Considering who read this blog, it is probable this descriptive term has been used by a few of you to describe me on one or two occasions. It is even more probable that I deserved it.

Still, one of my commitments for 2006 is that I can be an even greater fool. In fact, I will go so far as to say that being a fool is going to be one of my primary goals this year.

Now, there are a few definitions of fool. The real fool is the person whom God identifies as a fool… who, lacking a genuine fear of God lacks wisdom and does foolish things. A “foolbearer” (a word which I have shamelessly stolen along with several of these ideas from Os Guinness) is foolish in the eyes of the world, but not in God’s eyes.

The term, as I am using it, comes from one of Paul’s letters to the Corinthians. However, the idea is a lot older. King David once danced with abandon as the Ark was brought into Jerusalem. His wife thought he was a fool. Jeremiah put a wooden yoke around his neck and became a laughing stock to an entire generation. Ezekiel was to eat excrement in public… I even thought that sounded foolish.

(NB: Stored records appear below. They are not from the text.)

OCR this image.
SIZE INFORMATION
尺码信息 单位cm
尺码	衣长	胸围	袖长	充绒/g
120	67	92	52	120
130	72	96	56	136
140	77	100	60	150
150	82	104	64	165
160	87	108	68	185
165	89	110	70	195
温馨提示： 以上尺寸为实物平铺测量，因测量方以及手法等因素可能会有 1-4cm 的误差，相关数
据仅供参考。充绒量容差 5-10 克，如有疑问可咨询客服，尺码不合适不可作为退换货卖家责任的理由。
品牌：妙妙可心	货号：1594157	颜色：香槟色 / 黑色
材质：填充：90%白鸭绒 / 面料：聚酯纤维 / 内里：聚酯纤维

There are several reasons that I think it is important for me to be a foolbearer this year.

If I am serious about discipleship, I should understand that being a foolbearer is the price I am going to pay. Bonhoeffer wrote his famous statement in 1937, “When Christ calls a man, he bids him come and die.” C. S. Lewis wrote in The Great Divorce, “There are only two kinds of people in the end: those who say to God, “Thy will be done,” and those to whom God says, in the end, “Thy will be done.”

That would seem to be the difference between heaven and hell.

If I am going to do His will, I better get used to people thinking me foolish.

Thinking of which, being a foolbearer is God’s plan for how we are to respond to hurt. Nothing was more revolutionary, or more “foolish”, in Christ’s teaching than his idea that we should respond to personal injury with love… “Love your enemies, do good to those who hate you.” Rather than playing the victim, as it seems like we so often do anymore in public ministry, I am called to respond with Christ’s love to those who mean me harm.

I remember that back in the late sixties and early seventies I was rather proud of being part of a counter-culture. Unfortunately, my “counter-culture” became the dominant culture… and didn’t do too well when it achieved that goal! If I would like to remain faithful to some of my youthful ideals, I need to admit that being a foolbearer is the only way that I will really run against the current dominant culture.

In the end, “foolbearing” is just faithfulness to the Message. Faithfulness to Him. Austin Farrer, the Oxford philosopher wrote, “If Jesus is willing to be in us and to let us show Him to the world, it is a small thing that we should endure being fools for Christ’s sake…”


A small thing, but a hard goal in 2006 for someone like myself.